L’importanza di essere Lucio

L’importanza di essere Lucio

Con l’intonazione simile all’avvio di un’arringa oratoria Lucio Apuleio promette al lettore il racconto di una favola che affonda le proprie origini nell’antica cultura greca. Con l’enfasi da imbonitore letterario garantisce che l’esito della lunga e intensa narrazione gli risulterà piacevole e divertente, ma a patto che egli sia disposto a seguirlo fino in fondo. Con la consumata dote di un ammaliante istrione avverte che, a causa della sua imperfetta dimestichezza con la lingua del “Quiriti”, il complesso spettacolo che si avvicenderà agli occhi del lettore potrebbe contenere espressioni del retaggio esotico. Ed è così che l’esito infausto di un esperimento che trasforma il personaggio in un asino, diviene pretesto per dare conto delle più strabilianti manifestazioni del campionario umano che di volta in volta utilizza i servizi dell’animale.

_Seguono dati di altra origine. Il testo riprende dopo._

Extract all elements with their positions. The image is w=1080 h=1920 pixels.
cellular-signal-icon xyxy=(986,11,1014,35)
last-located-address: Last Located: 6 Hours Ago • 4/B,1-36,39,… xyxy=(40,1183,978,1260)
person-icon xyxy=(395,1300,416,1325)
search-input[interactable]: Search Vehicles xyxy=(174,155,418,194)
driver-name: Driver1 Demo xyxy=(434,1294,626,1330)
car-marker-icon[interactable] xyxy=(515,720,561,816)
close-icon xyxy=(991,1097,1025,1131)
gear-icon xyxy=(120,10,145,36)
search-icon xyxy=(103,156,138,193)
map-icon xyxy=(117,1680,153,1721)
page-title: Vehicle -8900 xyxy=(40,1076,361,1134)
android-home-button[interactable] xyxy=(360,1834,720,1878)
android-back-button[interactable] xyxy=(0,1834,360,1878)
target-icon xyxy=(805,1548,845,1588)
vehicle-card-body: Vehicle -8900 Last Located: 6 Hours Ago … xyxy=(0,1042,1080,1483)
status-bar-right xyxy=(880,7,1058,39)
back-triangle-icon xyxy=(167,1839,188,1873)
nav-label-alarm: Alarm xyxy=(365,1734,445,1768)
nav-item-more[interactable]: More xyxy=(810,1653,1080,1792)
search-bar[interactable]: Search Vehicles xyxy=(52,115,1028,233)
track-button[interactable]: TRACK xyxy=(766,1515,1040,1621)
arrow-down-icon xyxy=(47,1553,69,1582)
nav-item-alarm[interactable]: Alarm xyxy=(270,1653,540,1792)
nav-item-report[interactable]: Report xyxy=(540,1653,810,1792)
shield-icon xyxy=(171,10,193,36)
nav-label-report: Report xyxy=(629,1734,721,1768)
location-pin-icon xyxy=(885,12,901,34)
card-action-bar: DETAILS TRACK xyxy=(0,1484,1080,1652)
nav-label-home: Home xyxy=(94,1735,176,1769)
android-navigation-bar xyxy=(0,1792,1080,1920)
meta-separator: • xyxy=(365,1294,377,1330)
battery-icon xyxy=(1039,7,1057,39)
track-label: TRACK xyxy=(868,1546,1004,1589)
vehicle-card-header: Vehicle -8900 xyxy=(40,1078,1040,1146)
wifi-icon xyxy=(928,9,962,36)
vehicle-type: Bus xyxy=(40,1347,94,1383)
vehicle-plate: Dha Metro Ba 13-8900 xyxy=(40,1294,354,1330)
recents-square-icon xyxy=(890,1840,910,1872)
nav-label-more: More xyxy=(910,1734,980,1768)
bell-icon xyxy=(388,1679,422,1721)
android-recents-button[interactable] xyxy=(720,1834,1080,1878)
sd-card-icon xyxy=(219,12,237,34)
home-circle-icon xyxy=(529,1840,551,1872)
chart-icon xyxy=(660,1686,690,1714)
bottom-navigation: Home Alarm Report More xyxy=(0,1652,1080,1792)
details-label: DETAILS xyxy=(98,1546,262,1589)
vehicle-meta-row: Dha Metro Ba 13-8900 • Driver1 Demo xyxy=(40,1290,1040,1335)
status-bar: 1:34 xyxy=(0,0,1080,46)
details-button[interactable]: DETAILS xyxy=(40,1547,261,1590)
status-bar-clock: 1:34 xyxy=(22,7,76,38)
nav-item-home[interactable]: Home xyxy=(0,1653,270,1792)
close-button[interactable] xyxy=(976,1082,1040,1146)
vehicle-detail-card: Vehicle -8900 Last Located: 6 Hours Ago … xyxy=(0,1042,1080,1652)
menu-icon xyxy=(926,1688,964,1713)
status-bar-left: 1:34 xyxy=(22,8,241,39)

La metamorfosi, infatti, investe solo il corpo ma non la mente del protagonista, che ha in tal modo l’opportunità di farsi testimone e cronista. Sotto la vaglia sodale di un cultore dell’arte della magia e del mistero, il mondo del sortilegio e dell’arcano, del mito e dell’immaginario, si avvicendano agli occhi attoniti e incantati del lettore, soprattutto nella lunga parte del testo dedicata alla vicenda di Amore e Psiche…

Ci piace sottoporre all’attenzione del lettore il presente testo di Franco Pezzini, studioso dei rapporti tra letteratura, cinema e antropologia con particolare attenzione agli aspetti mitico-religiosi e al Fantastico. Il suo volume costituisce di fatto un viaggio guidato attraverso la rilettura critica de L’Asino d’oro di Lucio Apuleio, unico romanzo in lingua latina giunto fino a noi in forma completa. Il percorso che si svolge all’interno del libro presenta molti piani di lettura e suscita nel lettore uno straordinario potere evocativo. Perché in quella ardita commistione di generi tessuta nel II secolo d.C. convivono ironia e satira, sussulti d’orrore e avventure oniriche, erotismo raffinato e fantasia imbarazzante. Nel condurci in tale vertiginoso labirinto Pazzini gioca con le combinazioni nascoste nel testo, a partire dal confronto tra fiaba e realtà, retaggio stilistico e contestualizzazione storico-culturale. Egli spara tutte le cartucce in suo possesso per svecchiare un testo senza età con un flusso stimolante di digressioni. Utili non solo ad approfondire la conoscenza e a stimolare e la lettura; ma a dimostrare una volta di più quanto l’opera di Apuleio sia depositaria dell’inconscio umano.